Thanks for your input :) I'd like to see your jq script to help me learn some more about jq!
While I like what jq let's me do, I actually find it really difficult to use. It's very rare that I attempt to use it without having to consult the docs, and when I try to do anything remotely complex it often takes ages to figure it out.
I very much like the look of gron for the simpler stuff!
"Or you could create a shell script in your $PATH named ungron or norg to affect all users"
You could also check argv[0] for if you were called via the `ungron` name. Then it would be as simple as a symlink, which is very easy to add at install/packaging time.
I'm sorry to hear that - I didn't mean it as a criticism, (you're free to work on or not work on whatever you want of course!) I was just surprised at the level of traction the post was getting I suppose.
Wow, I am typically hesitant to adopt new tools into my flow. Often times they either don't solve my problem all that much better, or they try to do too much.
This looks perfect. Does one thing and does it well. I will be adopting this :-)
If you'd like to use something like this in your own APIs to let your clients filter requests or on the CLI (as is the intention with gron), consider giving "json-mask" a try (you'll need Node.js installed):
If you've ever used Google APIs' `fields=` query param you already know how to use json-mask; it's super simple:
a,b,c - comma-separated list will select multiple fields
a/b/c - path will select a field from its parent
a(b,c) - sub-selection will select many fields from a parent
a/*/c - the star * wildcard will select all items in a field
I have installed gron on all my development machines.
Will probably use it heavily when working with awscli. I'm not conversant enough in the jq query language to not have to look things up when writing even somewhat complex scripts. And I don't want to learn awscli's custom query syntax. :)
Thought at first that it might be possible to replicate gron's functionality by some magic composition of jq, xargs, and grep, but that was before I understood the full awesomeness of gron - piping through grep, sed maintains gron context so you can still ungron later.
Very nice! I don't like that it can also make network requests. It's potential security hole and completely unnecessary given that we already have curl and pipes for that.
1. Is there a name/"standard" for the format gron is transforming json into?
2. Thesis:
jq is cumbersome when used on a json input of serious size/complexity because upfront knowledge of the structure of the json is needed to formulate correct search queries.
Gron supports that "uninformed search" use-case much better.
Prove me wrong ;)
1. There isn't really a name for it, but it's a subset of JavaScript and the grammar is available here specified in EBNF, with some railroad diagrams to aid understanding: https://tomnomnom.github.io/gron/
2. That's pretty much exactly why I wrote the tool :)

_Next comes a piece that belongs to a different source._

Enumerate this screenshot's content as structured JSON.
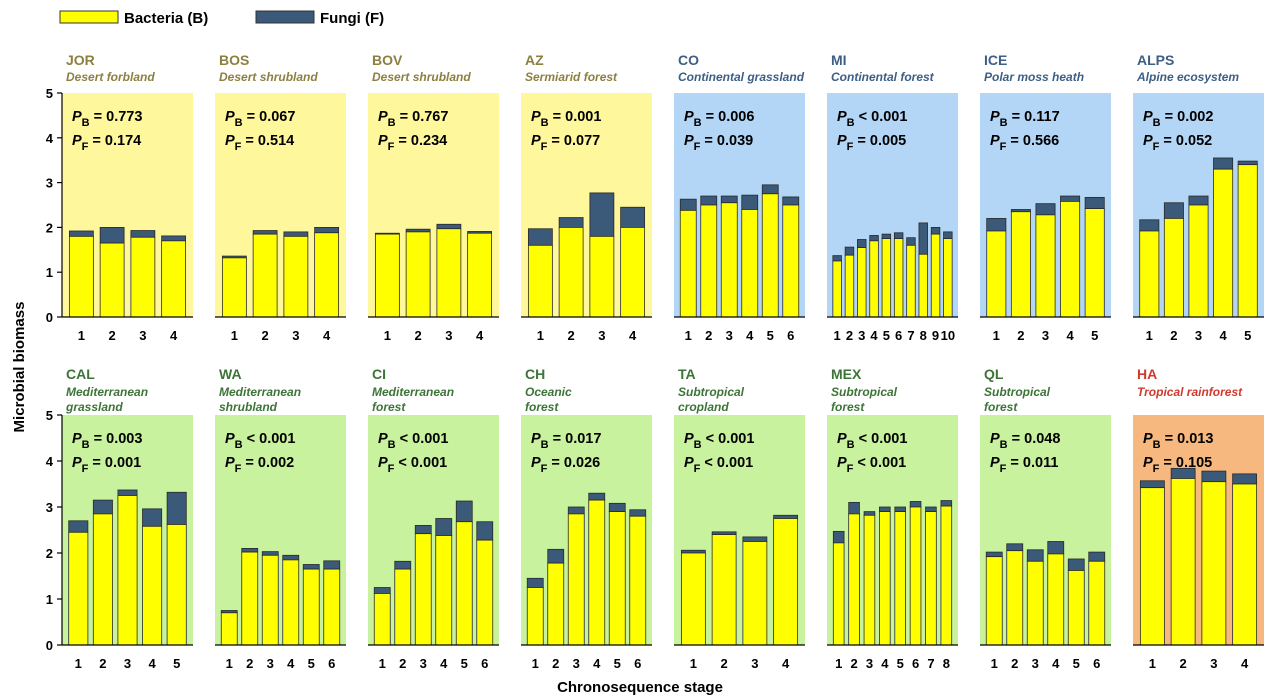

Is this better than the old solution of json_pp < jsonfile | grep 'pattern' ?
While that's only useful for picking out specific named keys without context, that's often good enough to get the job done. Added bonus is that json_pp and grep are usually installed by default so you don't have to install anything.
JMESPath has a spec, that is true, but JMESPath also has some serious limitations [1]. If I'm doing any JSON manipulation on the command line then I'll reach for jq.
That said, gron certainly looks like it offers simplicity in cases where using jq would be too complicated.
Why shouldn't I just use jq?
jq is awesome, and a lot more powerful than gron, but with that power comes complexity. gron aims to make it easier to use the tools you already know, like grep and sed.
gron's primary purpose is to make it easy to find the path to a value in a deeply nested JSON blob when you don't already know the structure; much of jq's power is unlocked only once you know that structure.